Personally, I never really liked that assumption, because I feel it lets Q off too easy. It's too convenient an excuse. It dismisses the horror and cruelty of Q's deal with Sam by allowing Q the plausible deniability of desperation, characterizing the torture as his final desperate attempt to escape Schlatt's legacy, i.e. “My abuser made me do it, I’m still being threatened and coerced, I’m not culpable for my own actions!” (Which isn't even a justification that c!Quackity himself would ever use, so it's frustrating to see viewers fall back on it. The c!Quackity woobification in this fandom is much worse than the c!Dream woobification but let's leave that discussion for another day.)

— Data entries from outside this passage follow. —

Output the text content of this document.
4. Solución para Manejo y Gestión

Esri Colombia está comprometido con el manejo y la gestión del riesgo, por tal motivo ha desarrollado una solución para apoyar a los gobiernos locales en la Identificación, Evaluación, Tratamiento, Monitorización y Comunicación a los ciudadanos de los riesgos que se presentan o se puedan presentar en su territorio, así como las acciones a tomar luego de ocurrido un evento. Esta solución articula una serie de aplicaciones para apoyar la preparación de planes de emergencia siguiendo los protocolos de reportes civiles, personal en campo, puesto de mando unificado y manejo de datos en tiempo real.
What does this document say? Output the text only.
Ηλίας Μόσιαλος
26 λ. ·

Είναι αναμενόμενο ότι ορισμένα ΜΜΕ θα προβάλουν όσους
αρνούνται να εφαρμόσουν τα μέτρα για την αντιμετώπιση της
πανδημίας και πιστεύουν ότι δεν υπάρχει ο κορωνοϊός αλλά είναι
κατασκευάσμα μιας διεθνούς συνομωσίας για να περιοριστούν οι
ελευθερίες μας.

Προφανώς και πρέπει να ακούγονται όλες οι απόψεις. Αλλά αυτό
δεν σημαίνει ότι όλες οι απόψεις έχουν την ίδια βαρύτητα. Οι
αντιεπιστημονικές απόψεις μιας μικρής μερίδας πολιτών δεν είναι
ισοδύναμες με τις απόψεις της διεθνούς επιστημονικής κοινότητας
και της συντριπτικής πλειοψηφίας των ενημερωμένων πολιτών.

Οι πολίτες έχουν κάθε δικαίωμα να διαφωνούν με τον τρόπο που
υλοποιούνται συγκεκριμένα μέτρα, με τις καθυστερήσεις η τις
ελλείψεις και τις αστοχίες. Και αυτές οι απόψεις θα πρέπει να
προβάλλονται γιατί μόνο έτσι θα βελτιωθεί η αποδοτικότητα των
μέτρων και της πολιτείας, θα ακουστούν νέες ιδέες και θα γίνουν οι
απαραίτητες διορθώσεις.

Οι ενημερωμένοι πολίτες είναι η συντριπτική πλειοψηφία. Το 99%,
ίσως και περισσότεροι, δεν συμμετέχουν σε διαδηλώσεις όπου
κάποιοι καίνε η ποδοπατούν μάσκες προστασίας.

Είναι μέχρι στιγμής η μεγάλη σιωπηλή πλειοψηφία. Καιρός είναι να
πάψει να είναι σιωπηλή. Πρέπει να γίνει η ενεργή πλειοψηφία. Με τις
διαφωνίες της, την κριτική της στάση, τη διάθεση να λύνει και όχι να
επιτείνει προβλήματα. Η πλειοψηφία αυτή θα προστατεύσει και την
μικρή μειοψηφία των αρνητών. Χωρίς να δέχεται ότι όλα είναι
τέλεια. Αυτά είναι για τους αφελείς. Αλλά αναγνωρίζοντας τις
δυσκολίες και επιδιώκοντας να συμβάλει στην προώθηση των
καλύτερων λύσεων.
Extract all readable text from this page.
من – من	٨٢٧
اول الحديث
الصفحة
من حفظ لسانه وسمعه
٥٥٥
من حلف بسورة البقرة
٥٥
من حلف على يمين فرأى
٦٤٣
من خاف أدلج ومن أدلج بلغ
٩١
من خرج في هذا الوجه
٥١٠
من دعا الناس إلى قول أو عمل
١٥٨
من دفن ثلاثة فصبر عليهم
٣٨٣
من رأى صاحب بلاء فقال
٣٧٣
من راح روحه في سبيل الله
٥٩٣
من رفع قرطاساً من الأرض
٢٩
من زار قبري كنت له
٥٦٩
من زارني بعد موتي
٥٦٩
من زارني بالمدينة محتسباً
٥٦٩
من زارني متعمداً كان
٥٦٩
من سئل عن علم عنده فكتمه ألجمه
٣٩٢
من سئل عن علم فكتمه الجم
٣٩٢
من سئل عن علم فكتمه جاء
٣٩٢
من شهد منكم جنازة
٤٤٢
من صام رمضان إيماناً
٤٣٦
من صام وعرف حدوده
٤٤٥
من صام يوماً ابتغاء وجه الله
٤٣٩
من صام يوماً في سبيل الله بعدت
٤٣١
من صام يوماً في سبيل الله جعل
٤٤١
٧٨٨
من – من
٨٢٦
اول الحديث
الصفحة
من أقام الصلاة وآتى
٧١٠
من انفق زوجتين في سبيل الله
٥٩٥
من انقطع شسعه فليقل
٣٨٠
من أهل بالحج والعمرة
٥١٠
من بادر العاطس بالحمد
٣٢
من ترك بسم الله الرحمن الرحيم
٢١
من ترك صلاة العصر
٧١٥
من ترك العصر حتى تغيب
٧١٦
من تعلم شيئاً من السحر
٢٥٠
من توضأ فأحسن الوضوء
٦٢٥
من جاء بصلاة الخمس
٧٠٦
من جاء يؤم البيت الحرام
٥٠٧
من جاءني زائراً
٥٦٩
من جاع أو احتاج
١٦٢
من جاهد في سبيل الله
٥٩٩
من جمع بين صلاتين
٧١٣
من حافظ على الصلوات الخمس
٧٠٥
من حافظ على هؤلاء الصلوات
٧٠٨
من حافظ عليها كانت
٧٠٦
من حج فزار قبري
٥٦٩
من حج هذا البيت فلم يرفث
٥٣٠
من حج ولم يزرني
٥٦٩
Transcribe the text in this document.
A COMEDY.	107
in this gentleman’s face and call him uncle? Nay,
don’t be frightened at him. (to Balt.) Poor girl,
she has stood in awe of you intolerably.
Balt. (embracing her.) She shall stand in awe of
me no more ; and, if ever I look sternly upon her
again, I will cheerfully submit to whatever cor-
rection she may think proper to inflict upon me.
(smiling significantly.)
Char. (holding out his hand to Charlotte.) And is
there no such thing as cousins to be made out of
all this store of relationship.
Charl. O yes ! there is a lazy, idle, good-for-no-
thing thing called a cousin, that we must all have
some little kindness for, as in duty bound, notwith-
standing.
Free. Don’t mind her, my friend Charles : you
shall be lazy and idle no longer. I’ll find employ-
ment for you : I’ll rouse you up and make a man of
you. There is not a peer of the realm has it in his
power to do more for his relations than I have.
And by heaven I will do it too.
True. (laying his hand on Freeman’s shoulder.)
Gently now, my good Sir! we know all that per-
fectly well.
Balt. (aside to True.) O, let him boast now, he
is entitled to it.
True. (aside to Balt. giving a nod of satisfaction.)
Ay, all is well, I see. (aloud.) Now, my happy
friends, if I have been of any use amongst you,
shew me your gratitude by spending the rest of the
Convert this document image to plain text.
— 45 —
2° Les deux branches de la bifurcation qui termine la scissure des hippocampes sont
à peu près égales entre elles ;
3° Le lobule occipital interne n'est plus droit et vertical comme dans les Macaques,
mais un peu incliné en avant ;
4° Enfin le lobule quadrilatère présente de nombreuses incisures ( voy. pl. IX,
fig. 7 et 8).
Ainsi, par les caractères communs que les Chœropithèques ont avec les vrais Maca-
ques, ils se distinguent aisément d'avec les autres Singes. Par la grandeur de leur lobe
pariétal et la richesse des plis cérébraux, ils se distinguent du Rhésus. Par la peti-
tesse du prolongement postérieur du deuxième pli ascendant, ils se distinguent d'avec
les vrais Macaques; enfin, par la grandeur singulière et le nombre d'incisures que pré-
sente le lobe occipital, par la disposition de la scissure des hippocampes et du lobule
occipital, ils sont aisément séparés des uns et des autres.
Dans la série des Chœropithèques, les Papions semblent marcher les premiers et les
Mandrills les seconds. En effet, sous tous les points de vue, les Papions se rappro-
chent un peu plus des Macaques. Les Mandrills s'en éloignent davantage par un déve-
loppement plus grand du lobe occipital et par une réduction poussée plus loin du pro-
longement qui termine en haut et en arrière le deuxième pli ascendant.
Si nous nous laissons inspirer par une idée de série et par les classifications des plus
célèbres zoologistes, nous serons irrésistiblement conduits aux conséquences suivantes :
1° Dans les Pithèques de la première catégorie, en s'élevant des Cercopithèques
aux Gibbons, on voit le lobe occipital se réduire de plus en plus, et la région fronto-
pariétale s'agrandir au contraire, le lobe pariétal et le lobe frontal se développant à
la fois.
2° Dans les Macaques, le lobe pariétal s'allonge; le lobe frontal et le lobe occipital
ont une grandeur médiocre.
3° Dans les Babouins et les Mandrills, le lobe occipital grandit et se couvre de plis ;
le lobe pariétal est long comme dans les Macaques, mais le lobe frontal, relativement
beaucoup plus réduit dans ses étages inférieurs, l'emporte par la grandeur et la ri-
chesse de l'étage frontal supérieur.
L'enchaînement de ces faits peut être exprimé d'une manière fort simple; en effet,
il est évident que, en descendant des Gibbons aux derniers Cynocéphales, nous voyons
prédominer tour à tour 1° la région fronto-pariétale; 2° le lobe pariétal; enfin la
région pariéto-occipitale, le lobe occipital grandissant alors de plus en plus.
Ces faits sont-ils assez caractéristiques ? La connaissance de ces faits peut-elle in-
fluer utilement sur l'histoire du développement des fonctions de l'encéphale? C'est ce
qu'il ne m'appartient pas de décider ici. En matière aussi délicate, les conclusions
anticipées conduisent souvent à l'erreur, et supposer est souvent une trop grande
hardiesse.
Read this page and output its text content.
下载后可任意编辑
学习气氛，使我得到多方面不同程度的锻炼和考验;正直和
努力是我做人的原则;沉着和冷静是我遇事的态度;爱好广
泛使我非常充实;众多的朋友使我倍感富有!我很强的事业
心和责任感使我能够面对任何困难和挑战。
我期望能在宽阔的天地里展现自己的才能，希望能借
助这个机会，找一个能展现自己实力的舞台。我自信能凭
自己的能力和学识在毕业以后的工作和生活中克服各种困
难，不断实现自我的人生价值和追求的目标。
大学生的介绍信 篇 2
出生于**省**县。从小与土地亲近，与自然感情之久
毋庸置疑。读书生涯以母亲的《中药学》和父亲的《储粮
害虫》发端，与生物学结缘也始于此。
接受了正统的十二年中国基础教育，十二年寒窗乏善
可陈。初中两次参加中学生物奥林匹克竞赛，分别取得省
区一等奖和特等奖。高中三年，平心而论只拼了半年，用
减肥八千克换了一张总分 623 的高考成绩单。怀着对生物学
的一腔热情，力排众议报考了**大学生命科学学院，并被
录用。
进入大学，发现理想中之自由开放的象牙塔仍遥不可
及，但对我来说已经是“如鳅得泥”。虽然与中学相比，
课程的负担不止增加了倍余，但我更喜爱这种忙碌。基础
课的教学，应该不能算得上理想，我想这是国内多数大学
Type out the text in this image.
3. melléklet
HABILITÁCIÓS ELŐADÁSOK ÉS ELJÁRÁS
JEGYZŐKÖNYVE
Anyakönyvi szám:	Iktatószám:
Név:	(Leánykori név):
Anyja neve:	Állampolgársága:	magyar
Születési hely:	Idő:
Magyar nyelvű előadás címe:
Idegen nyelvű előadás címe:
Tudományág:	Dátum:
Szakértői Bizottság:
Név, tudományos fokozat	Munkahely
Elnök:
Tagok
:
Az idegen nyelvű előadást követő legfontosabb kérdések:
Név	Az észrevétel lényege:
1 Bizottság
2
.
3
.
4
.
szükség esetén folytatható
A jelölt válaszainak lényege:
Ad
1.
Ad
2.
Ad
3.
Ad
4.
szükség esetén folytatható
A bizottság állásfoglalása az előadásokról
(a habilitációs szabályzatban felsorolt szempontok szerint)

But then (BUT THEN!!!) we find out that no, c!Quackity didn't lose the bet, he actually WON. He didn't want that book for Glatt, he wanted it for himself. He tortured Dream for this reason and because he enjoyed torturing Dream, and it’s an amazing anti-reveal because it pulls the rug out from under you but it also makes perfect sense given the sort of person we’ve watched Q becoming over the course of the past year’s worth of lore content. It’s about cycles of violence! In a story that has been about cyclical violence from the beginning, this is a natural conclusion for Q's character arc. DSMP is a story about building as an escape, and escaping what you've built. And ironically, this reveal makes c!Quackity a perfect foil to c!Tommy because Tommy is an abuse victim who, in a lot of ways, strives to be better than his abuser (hello I realize this is a controversial opinion but whatever this is my post) and Quackity is an abuse victim who intentionally strives to out-do his abuser.
Finally, Q winning the bet with Glatt is like, the only option that carries any kind of narrative catharsis. Because if he’d lost the bet, it means that despite Q's tireless efforts to gain agency, he never truly succeeded and is still being used as a pawn. Which is boring imo! It’s literally “area man ends up exactly where he started," which can be a compelling arc but it's not the most compelling possible arc for this particular character in my incredibly biased opinion. Whereas Quackity having won the bet gives his character arc direction. The arc then becomes “area man strives against all odds to achieve agency, succeeds, forfeits humanity in the process.” Area man escapes cycle of abuse only to perpetuate it. Which I personally like because I think it's interesting!
It may not be an uplifting arc, but it’s an arc! It starts in one place and ends up somewhere else. It has momentum! Even though this reveal technically reflects “poorly” on Quackity’s character (idc lol he will be my forever babygirl no matter how many times he violates the Geneva Convention), it’s a plot twist that respects his character so much more than the alternative. There's only so far you can take a story about a guy being powerless. It's much more fun to tell a story where the powerless guy finally attains the agency he always wanted, but at a great personal cost.
(Coincidentally, this is also the reason I wish c!Wilbur's finale stream had ended not with him leaving c!Tommy but with him asking Tommy to accompany him to Utah and Tommy rejecting his offer. But I digress lmfao I'll be bitter about that storytelling decision on my own time)
Anyway, I think @elmhat phrased it really well when they said "We care about Quackity because of his choices." Not just what happens to him, but how he decides to react.